By Our Correspondent


WASHINGTON, Feb 2: The United States has wasted billions of dollars in Iraq and is making the same mistakes in Afghanistan, warns a Congress-mandated report released on Monday.

The report by a Congress-auditor, known as Special Inspector General for Iraq Reconstruction, blames both fraud and lack of planning for the waste.

The report, titled “Hard Lessons”, points out that the US was “unprepared and ill-equipped to deal” with post-Saddam Iraq.

As Iraq slipped into the grip of a deadly insurgency during 2005 and 2006; US officials responded by moving large sums of money into security programmes.

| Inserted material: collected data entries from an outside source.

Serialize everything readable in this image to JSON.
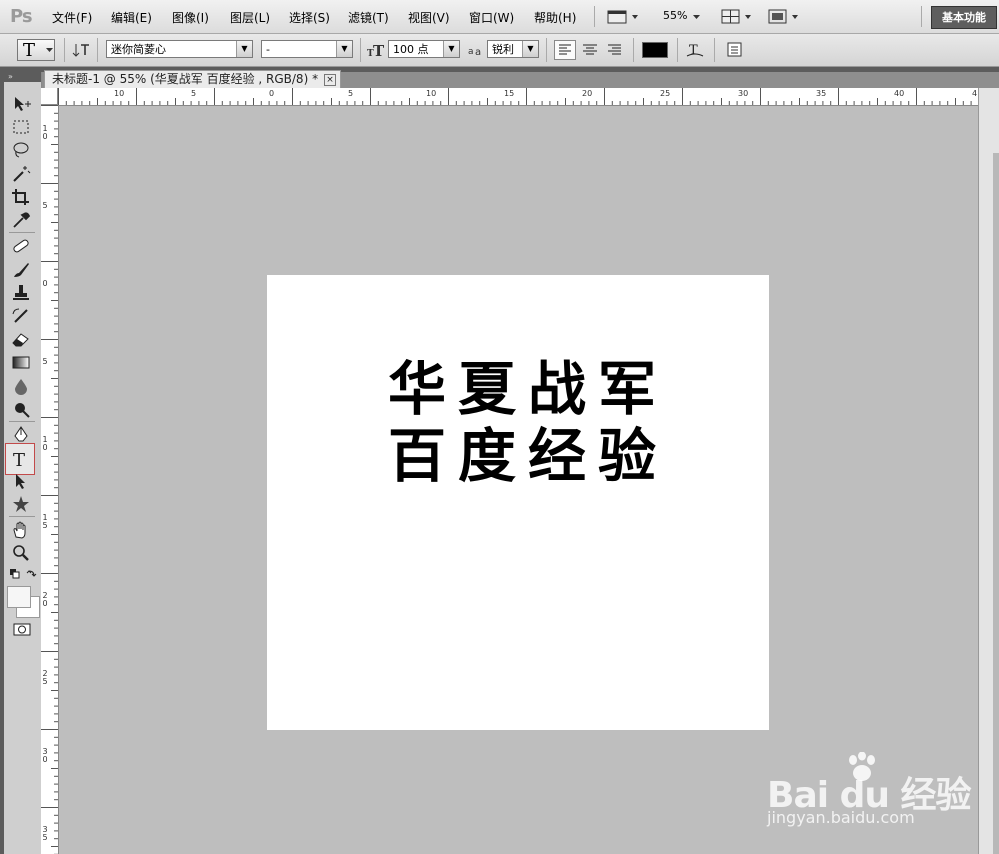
{
  "menubar": {
    "logo": "Ps",
    "items": [
      "文件(F)",
      "编辑(E)",
      "图像(I)",
      "图层(L)",
      "选择(S)",
      "滤镜(T)",
      "视图(V)",
      "窗口(W)",
      "帮助(H)"
    ],
    "zoom": "55%",
    "workspace_label": "基本功能"
  },
  "options": {
    "tool_glyph": "T",
    "font_family": "迷你简菱心",
    "font_style": "-",
    "font_size": "100 点",
    "antialias": "锐利",
    "text_color": "#000000"
  },
  "document": {
    "tab_title": "未标题-1 @ 55% (华夏战军 百度经验 , RGB/8) *",
    "close_glyph": "×",
    "text_lines": [
      "华夏战军",
      "百度经验"
    ]
  },
  "ruler_top_labels": [
    "10",
    "5",
    "0",
    "5",
    "10",
    "15",
    "20",
    "25",
    "30",
    "35",
    "40",
    "4"
  ],
  "ruler_left_labels": [
    "1 0",
    "5",
    "0",
    "5",
    "1 0",
    "1 5",
    "2 0",
    "2 5",
    "3 0",
    "3 5"
  ],
  "watermark": {
    "brand": "Bai du 经验",
    "site": "jingyan.baidu.com"
  }
}
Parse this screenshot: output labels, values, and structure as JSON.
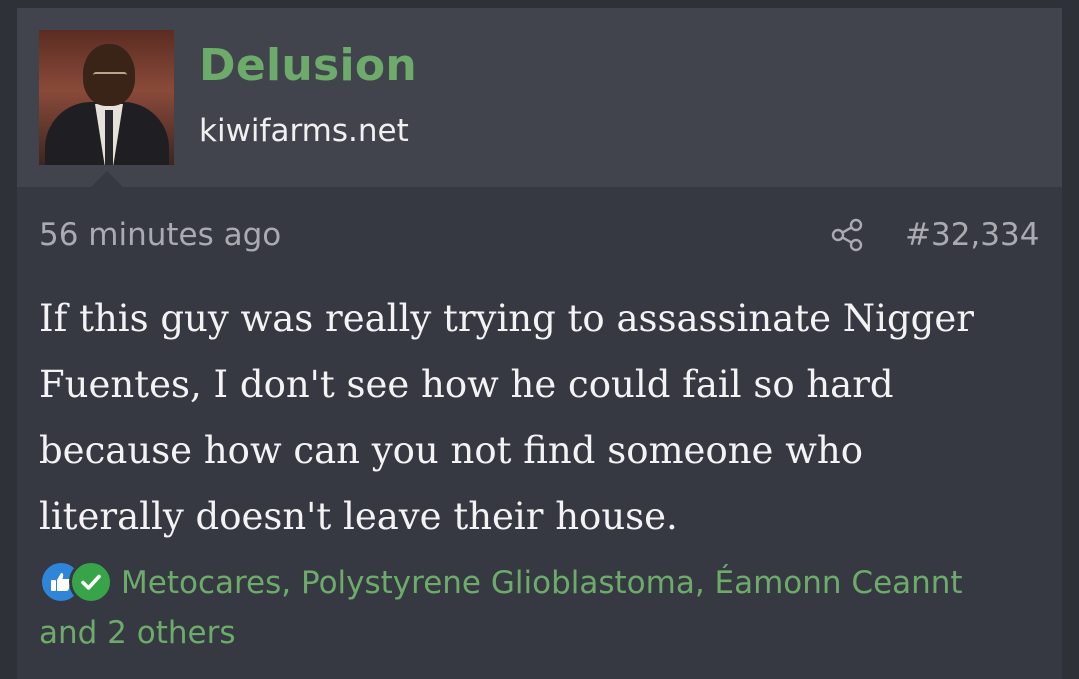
{
  "header": {
    "username": "Delusion",
    "site": "kiwifarms.net",
    "avatar_icon": "user-avatar-photo"
  },
  "meta": {
    "time": "56 minutes ago",
    "share_icon": "share-icon",
    "post_number": "#32,334"
  },
  "post": {
    "lines": [
      "If this guy was really trying to assassinate Nigger",
      "Fuentes, I don't see how he could fail so hard",
      "because how can you not find someone who",
      "literally doesn't leave their house."
    ]
  },
  "reactions": {
    "icons": [
      "like-icon",
      "agree-check-icon"
    ],
    "names": "Metocares, Polystyrene Glioblastoma, Éamonn Ceannt",
    "others": "and 2 others"
  },
  "colors": {
    "username": "#6dab6b",
    "reaction_text": "#6dab6b",
    "like": "#2f86d8",
    "agree": "#38a44a",
    "header_bg": "#41444c",
    "body_bg": "#363941"
  }
}
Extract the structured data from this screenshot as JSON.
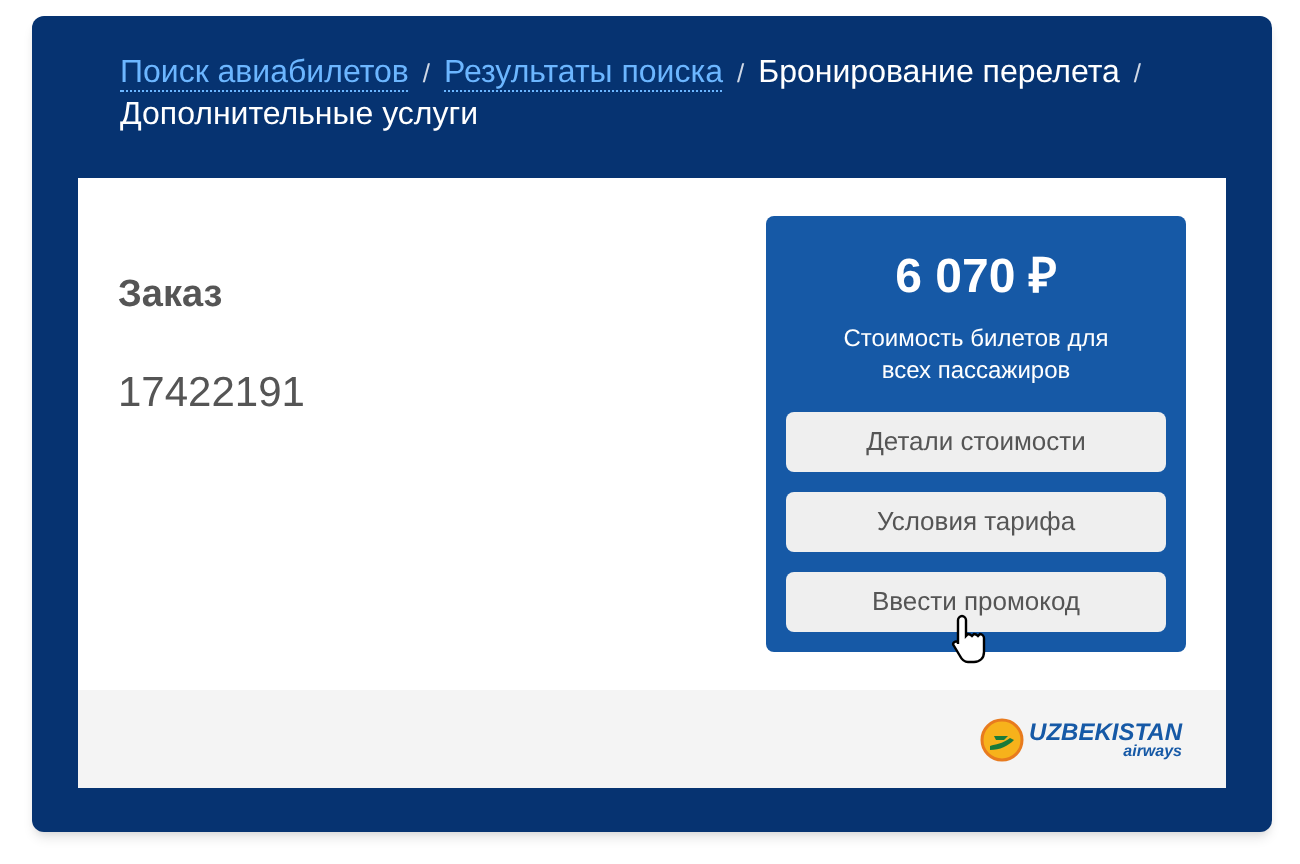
{
  "breadcrumbs": [
    {
      "label": "Поиск авиабилетов",
      "kind": "link"
    },
    {
      "label": "Результаты поиска",
      "kind": "link"
    },
    {
      "label": "Бронирование перелета",
      "kind": "text"
    },
    {
      "label": "Дополнительные услуги",
      "kind": "text"
    }
  ],
  "separator": "/",
  "order": {
    "label": "Заказ",
    "number": "17422191"
  },
  "price_box": {
    "price": "6 070 ₽",
    "caption": "Стоимость билетов для всех пассажиров",
    "buttons": [
      "Детали стоимости",
      "Условия тарифа",
      "Ввести промокод"
    ]
  },
  "logo": {
    "name": "UZBEKISTAN",
    "subtitle": "airways"
  }
}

This “ultimately consumed over half of the $50 billion” meant for reconstruction.

By 2008, when the security situation improved enough to allow reconstruction, most of the $50 billion had already been spent.

Auditor Stuart W. Bowen Jr. spent five years probing misappropriations, frauds and corruption committed in the two countries.

He has submitted 250,000 pages of audits to Congress.

One glaring example he gives is that of a maximum security prison in Diyala province, which the Iraqis sarcastically call “the whale”.

The “skeletal, half-built” shell of a maximum-security prison in Khan Bani Saad “will probably never house an inmate” even though the United States spent $40 million on the now-halted $73 million project, the report notes.

In a separate interview to Washington Post, Mr Bowen said the largest single-country relief and reconstruction project in US history was full of wasted funds, fraud and a lack of accountability under an “ad hoc-racy” of lax or nonexistent government planning and supervision.

Most of the construction projects were done by private US contractors and cost US taxpayers $50 billion.

And despite the Iraq experience, the United States is making many of the same mistakes again in Afghanistan, he warns. US reconstruction expenditures in Afghanistan stand at more than $30 billion and counting.

“It’s too late to do the structural part and make it quickly applicable to Afghanistan,” Mr Bowen says.

None of the substantive changes in oversight, contracting and reconstruction planning or personnel assignments that Congress, auditors and outside experts proposed as the Iraq debacle unfolded has been implemented in Afghanistan, he adds.